第二十二章
罗章明他们在大姐面前重又提起何天强案,说上回只是听杨依依猜测,这一回便有了郭亮亲自参与的事实,起诉王伟业已有了确凿的证据。是否起诉想听听大姐的意见?
贾秀兰说:“这件事情我反复考虑过了,如果是一般的男女问题,或经济问题,也许我会不同意告发王伟业。但现在涉及到一条人命,那就不管是谁我都无权阻止。问题是,王伟业只是指使人去教训教训何天强,并未要人打死他。这是其一;其二,王伟业并不是直接凶手而只是雇凶打人;其三,何天强本身就是一个诈骗犯,重婚犯。当然,他并没犯死罪。但他给我们带来的伤害是无可估量的。吴娟生性乐观、豪爽;雨雨年轻。所以我不知道这事对她俩到底造成了怎样的影响?但就我而言,我当时确实想到了死。如果不是碰上她们两个,使我从绝望中解脱出来,我也许就不在这人世了。那么,这笔账是否应算到何天强身上呢?如果是这样,那他岂不就是杀人犯?
“同时,关键是这件事又牵涉到我们三姊妹。涉及到我们三人的名誉、自尊心与心灵创伤。对这么一件好不容易总算如噩梦般过去了的,差不多要被社会遗忘了的不光彩的事情,我们自己倒还去提起它,重又将它翻出来炒作一番,让我们的心灵重又经历一番羞辱与疼痛,究竟有何意义,有什么必要?而且,这个案子,既然我们就这么轻易地将它破了,公安局就不是破不了,而是没去破,或者懒得破,甚至或者是已经破了,而碍于某种原因没有处理,不了了之。我看,这事我们就不要管它了,我们还是集中精力寻找牛犊和雷雷吧……”
应该说,贾秀兰的话不是没有一点道理。
吴娟说:“王伟业固然卑鄙,何地强亦死有余辜。王伟业不会有好下场的,就让老天去惩罚他吧!”
罗章明与雨雨经她们这一说,也就觉得有理。于是同意了大姐二姐的意见,这件事就这样搁下来。四人商议抓紧时间找牛犊和雷雷,沙龙也趁热打铁,配合寻找工作,继续展开讨论。
在送雨雨回家的途中,罗章明跟雨雨说:“和你们在一起,我学到了很多东西。在我的脑子里,只有理,而没有女人那种细腻的感情。刚才大姐的话,对我触动很大,虽然她有些观点不是很正确。比如,我们不能用‘要是当时我死了他就是杀人犯’这样的假设来推断犯罪分子犯有何种罪行;同时对犯罪分子的惩处也应由公安机关来进行,雇凶杀人更与对方是不是犯罪分子无关。但我还是被她说服了,我觉得她的话于法不见得全对,于情却很有道理。在法与情相悖的情况下,如何保护情不受伤害,这是目前世界范围内法学界探讨的热点问题。所谓人性化执法。

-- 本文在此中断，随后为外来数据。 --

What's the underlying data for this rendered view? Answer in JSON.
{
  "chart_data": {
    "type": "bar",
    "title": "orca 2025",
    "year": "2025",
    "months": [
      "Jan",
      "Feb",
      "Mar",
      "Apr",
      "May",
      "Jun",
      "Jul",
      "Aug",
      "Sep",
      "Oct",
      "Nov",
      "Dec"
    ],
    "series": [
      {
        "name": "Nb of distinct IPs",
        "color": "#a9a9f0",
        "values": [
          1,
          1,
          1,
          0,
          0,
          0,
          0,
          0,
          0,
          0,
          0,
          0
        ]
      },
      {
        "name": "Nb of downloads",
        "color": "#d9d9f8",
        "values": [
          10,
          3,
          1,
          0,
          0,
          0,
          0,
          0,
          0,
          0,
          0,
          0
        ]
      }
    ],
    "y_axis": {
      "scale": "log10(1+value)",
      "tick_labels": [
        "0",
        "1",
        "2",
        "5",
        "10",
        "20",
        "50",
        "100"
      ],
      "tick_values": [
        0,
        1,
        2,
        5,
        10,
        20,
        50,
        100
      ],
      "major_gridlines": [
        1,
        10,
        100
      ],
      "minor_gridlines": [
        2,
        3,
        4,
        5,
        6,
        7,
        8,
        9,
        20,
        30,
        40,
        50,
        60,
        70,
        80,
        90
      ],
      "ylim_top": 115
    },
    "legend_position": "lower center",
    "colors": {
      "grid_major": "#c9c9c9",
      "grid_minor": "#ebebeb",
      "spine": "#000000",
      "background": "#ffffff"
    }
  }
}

“最近我在报上就看到这么一回事,警方在受聘于澳大利亚的神奇教练图雷斯基家中发现藏有兴奋剂,但必须要她妻子出来举证,才能认定其有罪。而根据澳大利亚法律,如果证词会对婚姻关系造成损害,则不被采信。警方只好宣告图雷斯基无罪。在美国,为亲人隐瞒罪行,也不被认为有罪。这是十八世纪意大利法学家贝卡利亚的思想,反对基于出卖、背叛的证词。因为这是连犯罪分子都厌恶的品质,绝对不能以罪犯都鄙夷的行为来对付罪犯。这里有一条法律底线:对任何社会都居极少数的犯罪人群的惩治,绝对不能以大多数人的良心沦丧为代价。这是对社会更深刻、更长久的损害,只能两害相权取其轻。
“而我们的法律是举张大义灭亲的。事实证明,我们的这种举张造成的反右、文革等历届政治运动中学生告老师,妻子告丈夫,儿子告老子等等的互相倾轧、互相告密、互不信任、人人自危、虚伪自私的品性怏及几代,它对社会造成的危害比少数人的犯罪大得多……”
“的确,我觉得法律也好,做生意赚钱也好,都要讲个情。你讲的这种观点我觉得挺新鲜的……”雨雨感概道。
“可在何其强这个案子的处理上,我就全没有考虑你们三人的感觉,而只想到要惩罚凶手……对不起,雨雨。”
“这不怪你,你是在主持正义。”雨雨说,“何况,你也并没有做,只是把这个想法说出来与我们商量,有什么对不起的?并且,这事我也的确没看得大姐那么重。”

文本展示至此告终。